Goste-se ou não de Marçal, sua candidatura ganhou tração a ponto de figurar nas primeiras colocações e ameaçar, fortemente, um segundo turno entre Nunes e Boulos, com a possibilidade, nada desprezível, de Boulos ficar de fora.

Mas o que permitiu que Marçal ganhasse tamanha tração na disputa em tão pouco tempo? Muitas análises acabam apontando para o seu conhecimento sobre a utilização das redes sociais, suas bases de seguidores em diversas plataformas e sua maestria com os cortes, mas essas análises não abordam um ponto crucial que permitiu a sua consolidação na disputa: o processo histórico de menosprezo e falta de compromisso dos prefeitos de São Paulo e dos seus partidos com a cidade e a sua população.

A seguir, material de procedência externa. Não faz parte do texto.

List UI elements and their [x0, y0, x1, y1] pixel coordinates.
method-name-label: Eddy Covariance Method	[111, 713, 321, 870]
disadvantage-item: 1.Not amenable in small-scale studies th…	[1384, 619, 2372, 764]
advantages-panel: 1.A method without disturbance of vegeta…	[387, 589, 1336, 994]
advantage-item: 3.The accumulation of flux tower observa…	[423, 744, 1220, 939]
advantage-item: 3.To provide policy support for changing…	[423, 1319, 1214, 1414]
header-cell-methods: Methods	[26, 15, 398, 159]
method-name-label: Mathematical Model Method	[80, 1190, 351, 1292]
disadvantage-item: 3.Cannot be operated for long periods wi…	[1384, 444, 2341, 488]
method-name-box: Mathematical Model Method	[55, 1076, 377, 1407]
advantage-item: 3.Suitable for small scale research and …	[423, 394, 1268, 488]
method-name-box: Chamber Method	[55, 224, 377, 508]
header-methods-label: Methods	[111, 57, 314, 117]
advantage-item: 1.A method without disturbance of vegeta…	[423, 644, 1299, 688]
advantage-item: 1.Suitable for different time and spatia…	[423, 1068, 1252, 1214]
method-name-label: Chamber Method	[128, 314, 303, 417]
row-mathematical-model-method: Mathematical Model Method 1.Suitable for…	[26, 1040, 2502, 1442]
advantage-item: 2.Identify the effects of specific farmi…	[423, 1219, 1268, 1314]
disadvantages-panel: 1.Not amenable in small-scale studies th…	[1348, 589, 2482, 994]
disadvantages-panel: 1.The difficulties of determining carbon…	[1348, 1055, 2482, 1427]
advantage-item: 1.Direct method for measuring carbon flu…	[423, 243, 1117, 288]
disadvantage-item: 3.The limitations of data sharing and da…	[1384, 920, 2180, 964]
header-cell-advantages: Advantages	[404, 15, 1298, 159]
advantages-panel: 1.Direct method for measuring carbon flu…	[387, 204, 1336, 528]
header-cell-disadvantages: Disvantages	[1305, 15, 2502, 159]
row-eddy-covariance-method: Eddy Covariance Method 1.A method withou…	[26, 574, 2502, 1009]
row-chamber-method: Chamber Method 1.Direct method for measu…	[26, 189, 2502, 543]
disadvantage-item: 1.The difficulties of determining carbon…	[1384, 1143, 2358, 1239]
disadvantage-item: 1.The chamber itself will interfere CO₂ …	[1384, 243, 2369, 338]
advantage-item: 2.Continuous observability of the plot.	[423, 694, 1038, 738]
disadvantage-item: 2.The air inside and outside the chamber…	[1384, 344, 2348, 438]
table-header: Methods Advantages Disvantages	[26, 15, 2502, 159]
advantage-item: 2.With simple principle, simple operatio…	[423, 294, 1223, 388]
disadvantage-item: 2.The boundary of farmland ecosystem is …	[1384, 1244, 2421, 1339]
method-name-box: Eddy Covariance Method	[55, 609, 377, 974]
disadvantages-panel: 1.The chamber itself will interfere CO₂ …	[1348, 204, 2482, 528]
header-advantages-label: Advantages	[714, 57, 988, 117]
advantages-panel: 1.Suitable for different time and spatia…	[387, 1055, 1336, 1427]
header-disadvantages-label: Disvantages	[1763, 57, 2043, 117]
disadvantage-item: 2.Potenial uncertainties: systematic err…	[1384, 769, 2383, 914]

Antes de analisar esse processo, que começou exatamente no mandato de Celso Pitta, que foi de 1997 a 2000, eu gostaria de ressaltar um aspecto importante: desde a instituição da reeleição em 1997, nunca um prefeito de São Paulo foi reeleito para um segundo mandato, seja porque abandonou o mandato com um ano e meio para disputar o governo do Estado, como José Serra em 2006 e João Dória em 2018, seja porque tentou a reeleição e foi derrotado nas urnas, como Marta Suplicy em 2000 e Fernando Haddad em 2016.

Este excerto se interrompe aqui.